THE LOAN market is a perverse beast. But it is an animal which new FA chairman Greg Dyke must tame, rather than spending his time blustering about Sunderland’s transfer policy.
How can it be right for a Premier League heavyweight to hurl a wad of cash on a transfer fees and wages, but then be given a get-out clause if the player falls out of favour?
The unwanted figure’s salary is a barrier towards selling him, so a subsidised loan to a top-flight rival provides the opportunity to recoup a few quid on that initial outlay.
Far from being punished for spending recklessly in the first place, the parent club can at least ensure they don’t slip too far into the red by having someone else cover his wages, as Sunderland have done by sending Danny Graham to Hull.

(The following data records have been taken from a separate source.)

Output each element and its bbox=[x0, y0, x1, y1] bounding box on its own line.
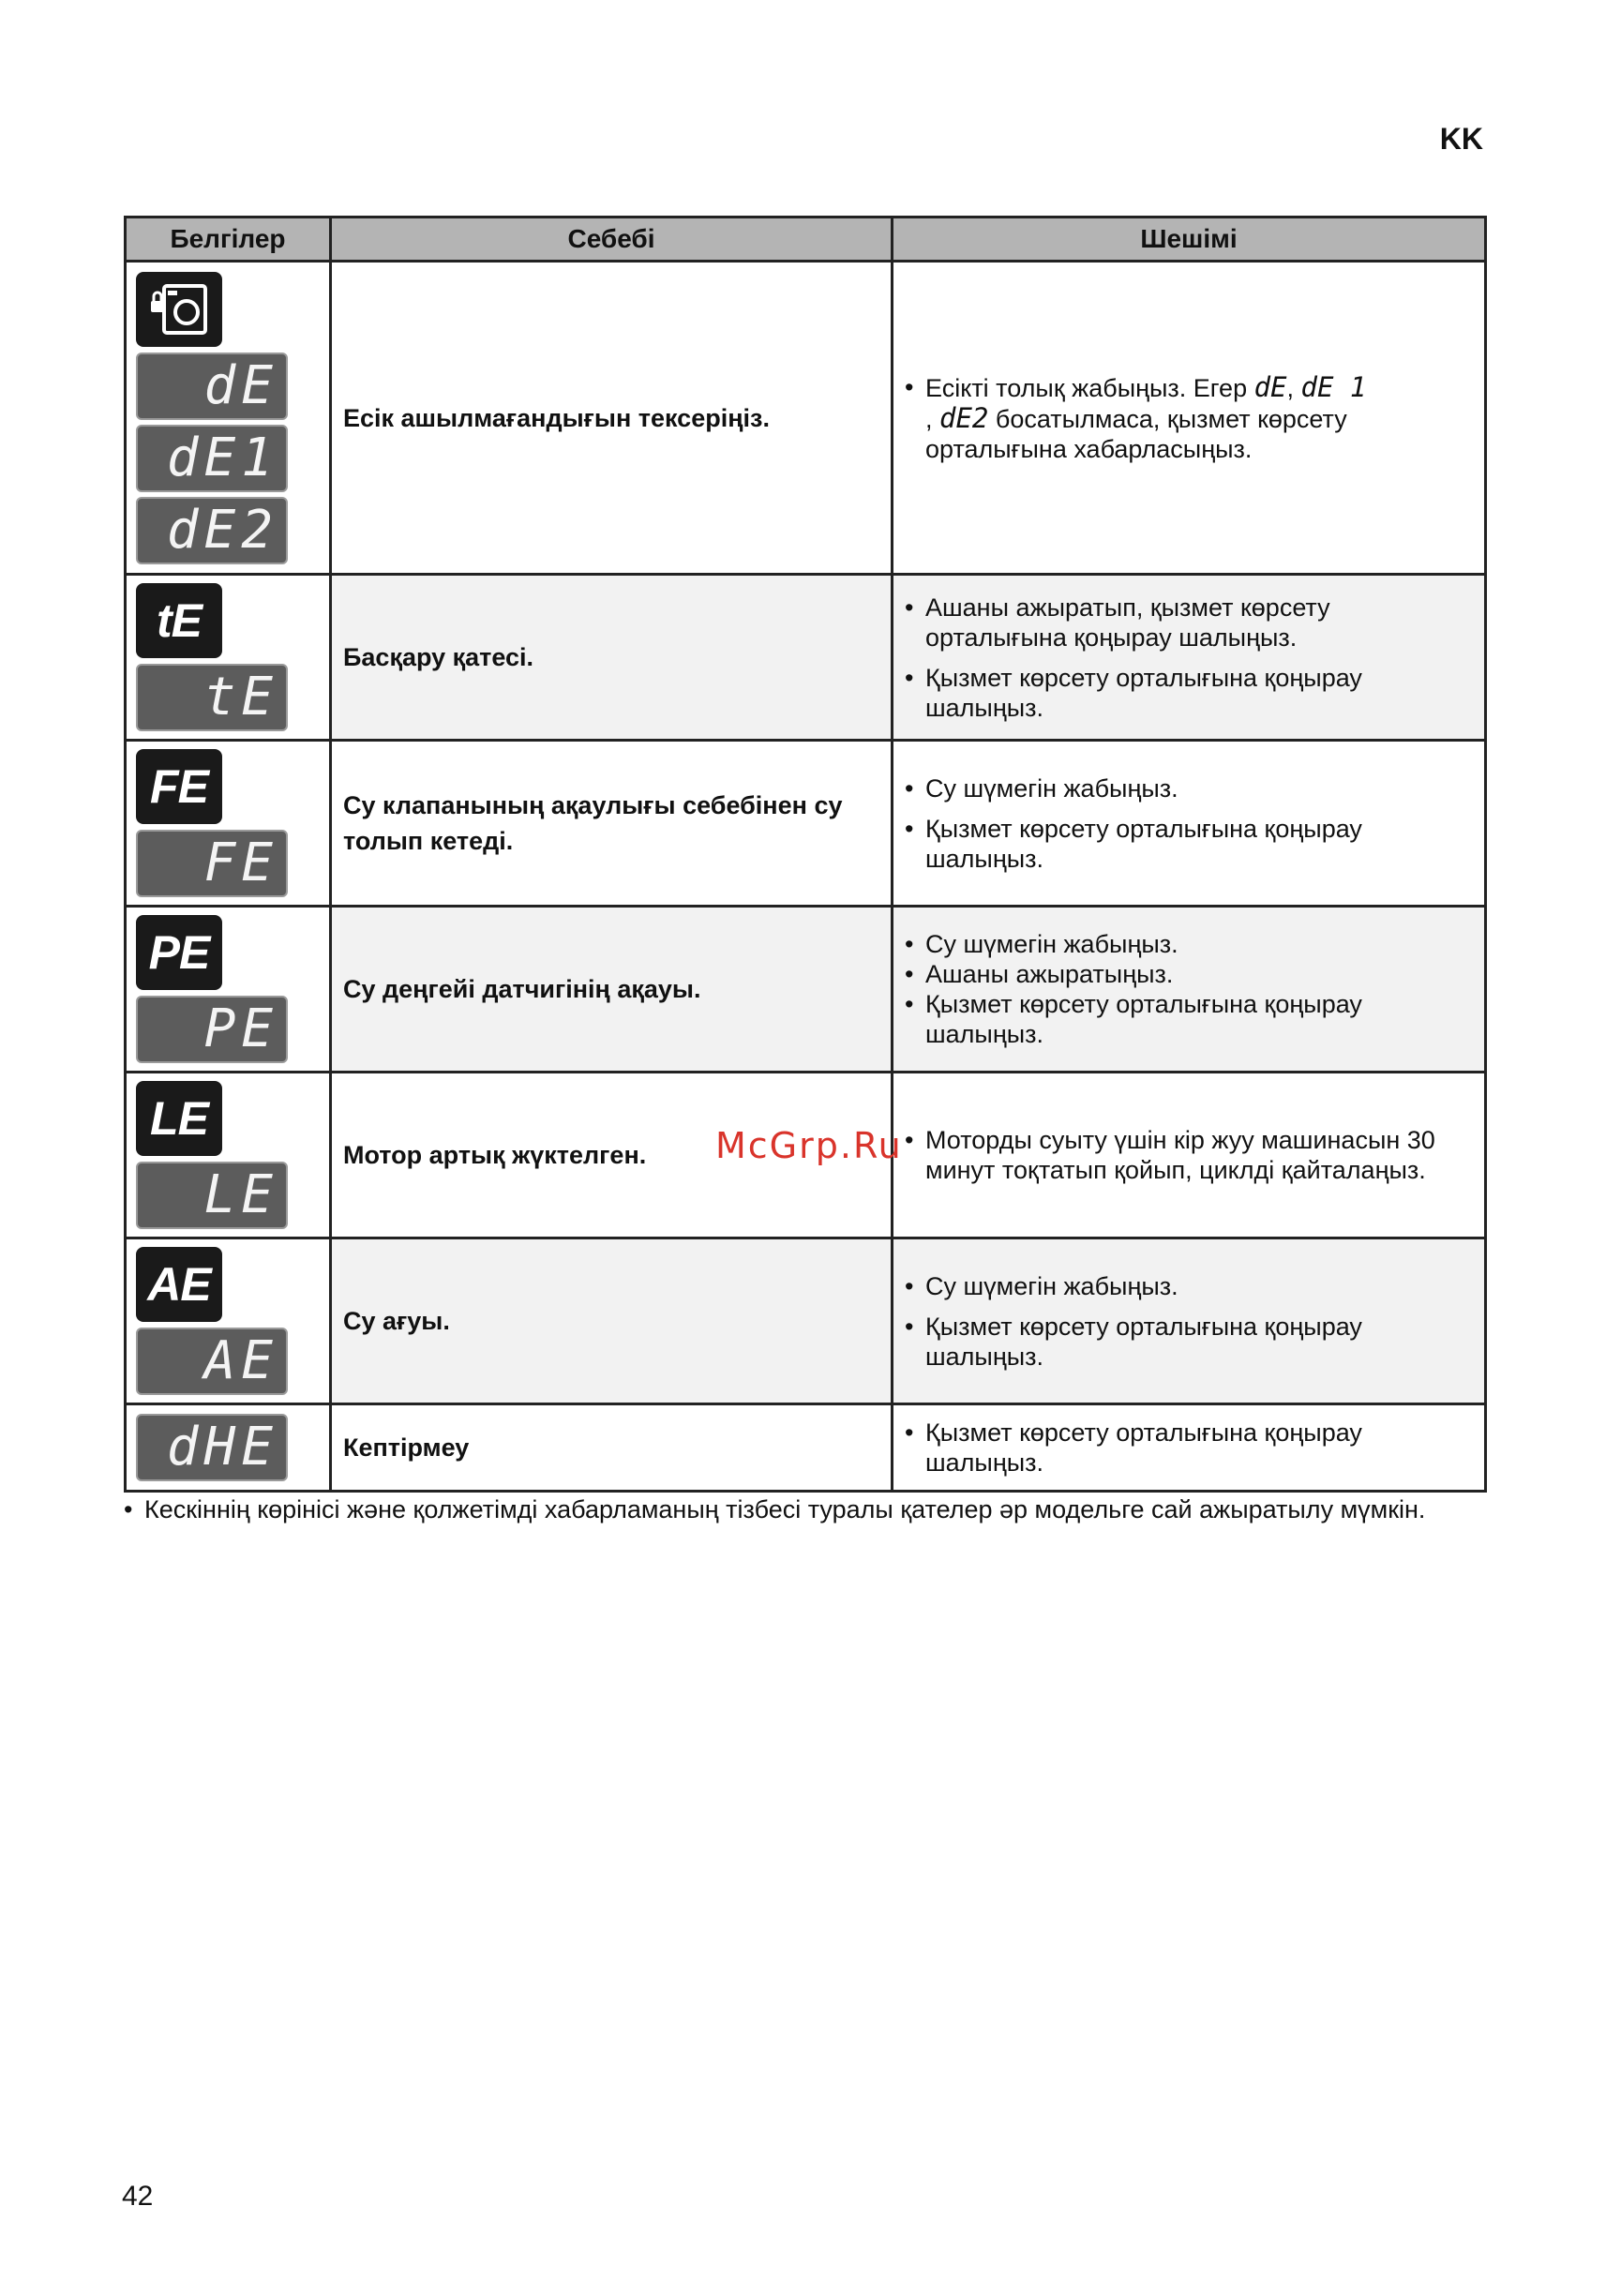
display-code-de2: dE2 bbox=[136, 497, 288, 564]
ae-code-icon: AE bbox=[136, 1247, 222, 1322]
cause-cell: Су ағуы. bbox=[331, 1238, 893, 1404]
symbols-cell bbox=[126, 1238, 331, 1404]
table-row-dhe-error bbox=[126, 1404, 1486, 1492]
solution-item: • Қызмет көрсету орталығына қоңырау шалыңыз. bbox=[905, 814, 1473, 874]
table-row-te-error bbox=[126, 575, 1486, 741]
solution-item: • Су шүмегін жабыңыз. bbox=[905, 773, 1473, 803]
pe-code-icon: PE bbox=[136, 915, 222, 990]
display-code-de: dE bbox=[136, 353, 288, 420]
display-code-fe: FE bbox=[136, 830, 288, 897]
footnote-item: • Кескіннің көрінісі және қолжетімді хабарламаның тізбесі туралы қателер әр модельге сай ажыратылу мүмкін. bbox=[124, 1493, 1474, 1526]
cause-cell: Басқару қатесі. bbox=[331, 575, 893, 741]
page-number: 42 bbox=[122, 2181, 154, 2212]
display-code-le: LE bbox=[136, 1162, 288, 1229]
column-header-cause: Себебі bbox=[331, 218, 893, 262]
solution-item: • Қызмет көрсету орталығына қоңырау шалыңыз. bbox=[905, 663, 1473, 723]
solution-cell bbox=[893, 1238, 1486, 1404]
te-code-icon: tE bbox=[136, 583, 222, 658]
solution-cell bbox=[893, 575, 1486, 741]
le-code-icon: LE bbox=[136, 1081, 222, 1156]
language-code: KK bbox=[1439, 122, 1483, 156]
inline-code-de2: dE2 bbox=[939, 401, 989, 434]
column-header-solution: Шешімі bbox=[893, 218, 1486, 262]
table-header-row bbox=[126, 218, 1486, 262]
table-row-door-error bbox=[126, 262, 1486, 575]
solution-item: • Ашаны ажыратыңыз. bbox=[905, 959, 1473, 989]
column-header-symbols: Белгілер bbox=[126, 218, 331, 262]
solution-item: • Қызмет көрсету орталығына қоңырау шалыңыз. bbox=[905, 1418, 1473, 1478]
solution-item: • Су шүмегін жабыңыз. bbox=[905, 929, 1473, 959]
cause-cell: Су деңгейі датчигінің ақауы. bbox=[331, 907, 893, 1073]
solution-item: • Қызмет көрсету орталығына қоңырау шалыңыз. bbox=[905, 1312, 1473, 1372]
solution-cell bbox=[893, 1404, 1486, 1492]
solution-cell bbox=[893, 1073, 1486, 1238]
inline-code-de: dE bbox=[1253, 370, 1287, 403]
display-code-te: tE bbox=[136, 664, 288, 731]
solution-item: • Су шүмегін жабыңыз. bbox=[905, 1271, 1473, 1301]
display-code-pe: PE bbox=[136, 996, 288, 1063]
symbols-cell bbox=[126, 262, 331, 575]
solution-cell bbox=[893, 262, 1486, 575]
table-row-pe-error bbox=[126, 907, 1486, 1073]
solution-item: • Есікті толық жабыңыз. Егер dE, dE 1 , dE2 босатылмаса, қызмет көрсету орталығына хабарласыңыз. bbox=[905, 372, 1473, 464]
solution-cell bbox=[893, 907, 1486, 1073]
cause-cell: Мотор артық жүктелген. bbox=[331, 1073, 893, 1238]
inline-code-de1: dE 1 bbox=[1300, 370, 1367, 403]
solution-item: • Ашаны ажыратып, қызмет көрсету орталығына қоңырау шалыңыз. bbox=[905, 593, 1473, 653]
cause-cell: Кептірмеу bbox=[331, 1404, 893, 1492]
error-code-table bbox=[124, 216, 1487, 1493]
cause-cell: Есік ашылмағандығын тексеріңіз. bbox=[331, 262, 893, 575]
display-code-ae: AE bbox=[136, 1328, 288, 1395]
solution-item: • Моторды суыту үшін кір жуу машинасын 30 минут тоқтатып қойып, циклді қайталаңыз. bbox=[905, 1125, 1473, 1185]
table-row-ae-error bbox=[126, 1238, 1486, 1404]
fe-code-icon: FE bbox=[136, 749, 222, 824]
symbols-cell bbox=[126, 1404, 331, 1492]
display-code-de1: dE1 bbox=[136, 425, 288, 492]
symbols-cell bbox=[126, 1073, 331, 1238]
symbols-cell bbox=[126, 741, 331, 907]
cause-cell: Су клапанының ақаулығы себебінен су толып кетеді. bbox=[331, 741, 893, 907]
watermark-text: McGrp.Ru bbox=[715, 1125, 903, 1166]
solution-cell bbox=[893, 741, 1486, 907]
display-code-dhe: dHE bbox=[136, 1414, 288, 1481]
symbols-cell bbox=[126, 907, 331, 1073]
door-lock-icon bbox=[136, 272, 222, 347]
table-row-fe-error bbox=[126, 741, 1486, 907]
footnote bbox=[124, 1493, 1474, 1526]
symbols-cell bbox=[126, 575, 331, 741]
solution-item: • Қызмет көрсету орталығына қоңырау шалыңыз. bbox=[905, 989, 1473, 1049]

And then there is the emergency loan window.
Deep-pocketed Championship clubs can offer an escape route for discarded Premier League superstars, but still pay just a fraction of their wages.
Cardiff did it with Craig Bellamy from Manchester City and QPR were this week linked with a loan for Emanuele Adebayor, despite the Togo frontman’s six-figure weekly salary at Spurs.
Doubtless, Sunderland will attempt to do likewise with Phil Bardsley next month, once the full-back recovers from his broken foot.
Both of these loan scenarios are dubious and in an ideal world, neither should be permitted to exist.
Certainly, Fifa have had their eye on the Football League’s emergency loan window for several years and the expectation is that it will be outlawed from next summer.
But for Premier League clubs outside the top six, such as Sunderland, it is imperative that some version of this loan mechanism remains open.
It’s not so they can recoup four or five grand on Bardsley’s weekly wages before they continue their efforts to sell him in January.
No, the availability of short-term loans to the Championship, League One and League Two is vital for developing the club’s academy products. Some may think there is little wrong with Sunderland’s Under-21 side after last week’s reports of the rookies beating the first-team in a training ground friendly.
The reality was slightly less dramatic.
The game went on for around four hours, with Paolo Di Canio stopping and starting the action regularly to convey his message.
It was very much a training exercise, rather than a training game.
In their actual fixtures, it has been a hugely encouraging start to the season from Kevin Ball’s side, even though their 100 per cent record was ended by a 5-2 defeat at Liverpool on Tuesday.
But a year on from its formation, there remain question marks over the U21 Premier League.
The antiquated reserve team system undoubtedly needed a shake-up and the U21 initiative does indeed provide a more organised bridge from the youth team.
But the gap to first-team football is still seismic.
Sunderland were forced to include a fleet of youngsters on the bench at the end of last season, simply to make up the numbers. Yet none of those had genuinely been knocking at the door for Premier League inclusion.
Even Mikael Mandron, the big hope of the club’s academy and someone who has impressed Di Canio with his attitude, only netted once last season for the U21s.
The FA clearly realise there is a problem and will introduce a promotion/relegation element to the U21 league from next season, in a bid to make it more competitive.
But with those senior players on the fringes at first-team level still rarely involved with the stiffs, these youngsters remain devoid of men’s football experience.
That is why Sunderland have been so proactive in sending their academy products out on loan, and continue to do so.
A move to the no-nonsense world of League Two is clearly seen as more beneficial for someone like Billy Knott, than remaining on Wearside.
But if the emergency loan window becomes an outlawed avenue, then these temporary departures will surely dry up.
Those who have made a name for themselves at youth level or have proved themselves on previous loan spells will continue to attract suitors during the summer and January.
But consider the likes of Liam Marrs, Adam Mitchell or Alex Gorrin.
These are players who have no notable loan experience.
Is a League Two club really going to make a conscious effort to take them on temporary stints during the transfer window, rather than looking around for fresh blood when short-term loans are the only option available to boost their threadbare squads?
An emergency loan provides an avenue; a chance for these kids to make a point over a month or so, without financially crippling the club involved.
That is something which should – although it probably won’t – cross Fifa’s minds.
For all the loopholes of the loan system, it cannot come at the punishment of youth progression.
That is an upcoming problem which Dyke should be spending his time on, rather than headline-grabbing statements.